Differentiable Loss Function for Indices

Hi, I am trying to build a loss function based on Gaussian distribution. In the calculation, this function uses indices of the matrix which (I think) are breaking the graph. Please can somebody help with this? I am attaching the code for the loss function and the output when I print out the grad_fn of each operation.

Code

class Gaussian(nn.Module):
    def __init__(self, var: float) -> None:
        """
        Initializes Gaussian metric.

        Args:
            var (float): Variance parameter.
        """

        super(Gaussian, self).__init__()
        self.var = var

    def forward(self, preds: torch.Tensor, target: torch.Tensor) -> torch.Tensor:
        """
        Computes the Gaussian metric.

        Args:
            preds (torch.Tensor): Predictions.
            target (torch.Tensor): Target data.

        Returns:
            torch.Tensor: Gaussian metric value.
        """
        preds = torch.softmax(preds, dim=1)
        print('Preds:', preds.grad_fn)
        contact_matrix = preds[:, 1, :, :]
        # print('Contact matrix:', contact_matrix.grad_fn)
        contact_matrix = torch.ge(contact_matrix, 0.5).float()
        # print(contact_matrix.int())



        gaussian_metric_value = self.calculate_distances(contact_matrix, self.var)
        # print('Gaussian metric:', gaussian_metric_value.requires_grad)
        return gaussian_metric_value

    def calculate_distances(self, contact_matrix, var):
        """
        Calculate the distance matrix d_{i,j} for a given contact matrix.
        
        Parameters:
        contact_matrix (torch.Tensor): A 2D torch tensor representing contacts (zeros and ones).
        var (float): The variance parameter for the distance calculation.
        
        Returns:
        torch.Tensor: The omega_sum value.
        """

        device = contact_matrix.device
        contact_matrix = contact_matrix.to(device='cpu')
        indices = torch.nonzero(contact_matrix == 1, as_tuple=False).float()
        # print('Indices:', indices.grad)
        indices.requires_grad = True
        indices.retain_grad()
        indices_diff = indices.unsqueeze(1) - indices.unsqueeze(0)
        # print('Indices:', indices.grad)
        
        indices_diff = indices_diff.pow(2)
        # print('Indices diff:', indices_diff.grad_fn)
        sq_diff = indices_diff.sum(dim=2)  # Shape: (num_contacts, num_contacts)
        # print('Sq diff:', sq_diff.grad_fn)
        d_matrix = torch.exp(-sq_diff/(2 * var))  # Shape: (num_contacts, num_contacts)
        # print('D matrix:', d_matrix.grad_fn)
        sum_exp = d_matrix.sum(dim=1)
        # print('Sum exp:', sum_exp.grad_fn)
        omega = 1 / sum_exp
        # print('Omega:', omega.grad_fn)
        omega_sum = omega.mean()
        omega_sum = -omega_sum.to(device=device) # negative sign for minimization
        return omega_sum

Output

Preds: <SoftmaxBackward0 object at 0x14e07ca72230>
Contact matrix: <SliceBackward0 object at 0x14e07ca72230>
Indices: None
Indices: None
Indices diff: <PowBackward0 object at 0x14e07ca72230>
Sq diff: <SumBackward1 object at 0x14e07ca72230>
D matrix: <ExpBackward0 object at 0x14e07ca72230>
Sum exp: <SumBackward1 object at 0x14e07ca72230>
Omega: <MulBackward0 object at 0x14e07ca72230>

Any insights on this would be beneficial.

Thanks

It is expected that indices are not differentiable, do you observe that the gradients produced are not what you expect.

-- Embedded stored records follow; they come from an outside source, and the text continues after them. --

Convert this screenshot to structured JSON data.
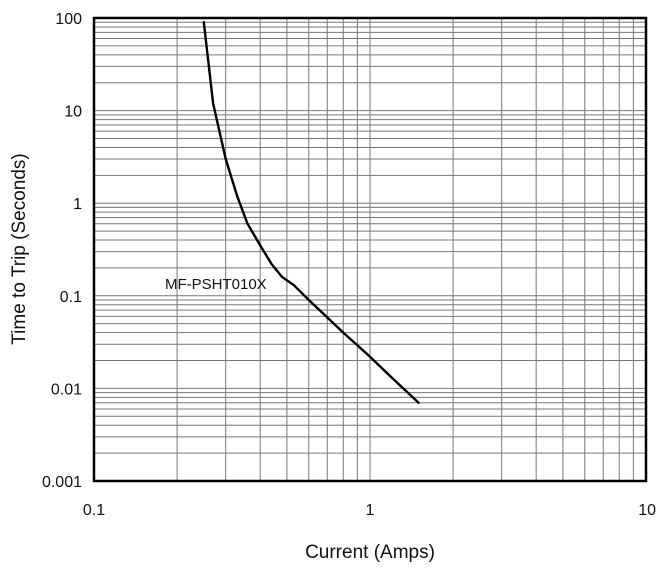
{
  "chart_data": {
    "type": "line",
    "xlabel": "Current (Amps)",
    "ylabel": "Time to Trip (Seconds)",
    "x_scale": "log",
    "y_scale": "log",
    "xlim": [
      0.1,
      10
    ],
    "ylim": [
      0.001,
      100
    ],
    "x_ticks": [
      "0.1",
      "1",
      "10"
    ],
    "y_ticks": [
      "100",
      "10",
      "1",
      "0.1",
      "0.01",
      "0.001"
    ],
    "grid": true,
    "series": [
      {
        "name": "MF-PSHT010X",
        "x": [
          0.25,
          0.27,
          0.3,
          0.33,
          0.36,
          0.4,
          0.44,
          0.48,
          0.53,
          0.6,
          0.8,
          1.0,
          1.2,
          1.5
        ],
        "y": [
          90,
          12,
          3.0,
          1.2,
          0.6,
          0.35,
          0.22,
          0.16,
          0.13,
          0.09,
          0.04,
          0.022,
          0.013,
          0.007
        ]
      }
    ],
    "annotations": [
      {
        "text": "MF-PSHT010X"
      }
    ]
  }
}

(You can use torch.autograd.gradcheck.gradcheck — PyTorch 2.3 documentation to validate your gradients against numerically computed ones using this function)

Thanks for the reply, but the problem is I don’t know what to expect. However, I can still try to check your suggested method.

I want the whole process to be differentiable so that backpropagation happens properly, which won’t happen as long as there are some non-differentiable parts.

Hey @ptrblck, can you please suggest something in this? I couldn’t find anything regarding it. Any insights would be helpful.

Indices are not usefully differentiable, since their gradients would be zero everywhere and undefined or Inf at the integer changes.
I don’t know what your use case is exactly, but keep in mind that the actual values of contact_matrix (assuming these are floating point numbers) should be differentiable in case you can use the indices tensor to index contact_matrix and perform further computations.